Notes can be used together with tags in useful ways.  One example is that a detection might have the tag  “Awaiting: Email Response”.  A note on that detection could include details of who has been asked to respond and by when, and what information the response needs to include. Notes can be dated and signed with the analyst’s username for audit tracking as needed.

Coming on shift with Cognito

Alice begins work for the day with coffee and Cognito; hopefully the only C&C she will see today. Alice logs into her personal account, one that has the role “Tier 1 Analyst”.  She is greeted by a dashboard displaying only one host in the Critical quadrant. Clicking through to the host page, she finds one detection each of External Remote Access (ERA), Internal Darknet Scan (IDS), and Automated Replication (AR). She opens each one in a new tab on her browser. From a tag on the host she has information on the host without needing to go look it up in their asset management software; “Role: Payroll Machine” and “Business Unit: HR”.

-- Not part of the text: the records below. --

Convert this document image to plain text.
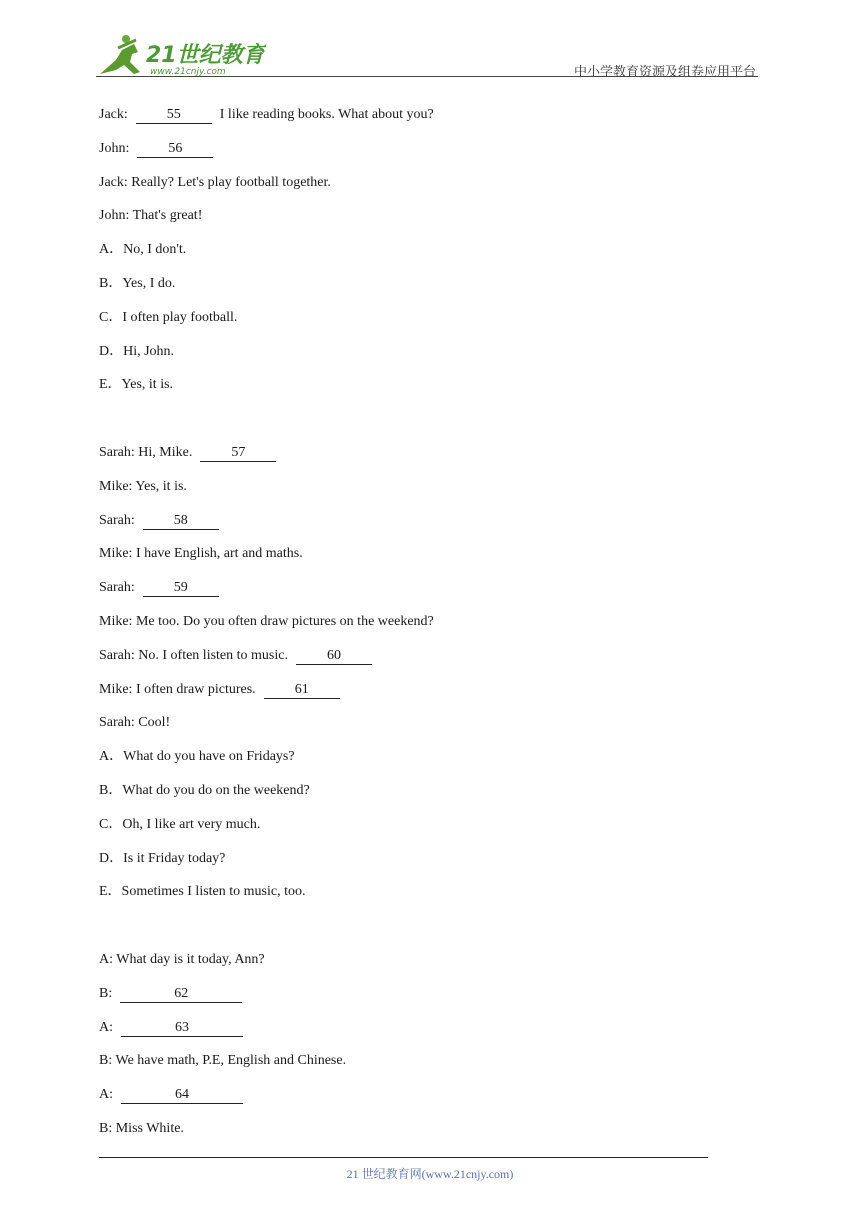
21世纪教育
www.21cnjy.com	中小学教育资源及组卷应用平台
Jack:	55	I like reading books. What about you?
John:	56
Jack: Really? Let's play football together.
John: That's great!
A．No, I don't.
B．Yes, I do.
C．I often play football.
D．Hi, John.
E．Yes, it is.
Sarah: Hi, Mike.	57
Mike: Yes, it is.
Sarah:	58
Mike: I have English, art and maths.
Sarah:	59
Mike: Me too. Do you often draw pictures on the weekend?
Sarah: No. I often listen to music.	60
Mike: I often draw pictures.	61
Sarah: Cool!
A．What do you have on Fridays?
B．What do you do on the weekend?
C．Oh, I like art very much.
D．Is it Friday today?
E．Sometimes I listen to music, too.
A: What day is it today, Ann?
B:	62
A:	63
B: We have math, P.E, English and Chinese.
A:	64
B: Miss White.
21 世纪教育网(www.21cnjy.com)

Looking at the ERA first, she finds a connection to an IP with no domain over a high port. The IDS spans a /20 for TCP port 22; as is the AR on 20 machines. Deeming this something that needs further investigation she tags each Detection with “WIP-Alice”.

Then Alice looks at the PCAPs attached to each detection and beings to pull logs from other security appliances. As she reviews the logs, she copy/pastes all relevant information into detection notes fields.

When Alice finishes with the PCAPs, she can notify her supervisor, who will assign a Tier 2 Analyst to take a closer look.   Alice removes the “WIP-Alice” tag, replacing them with “Over-to-Tier-2”.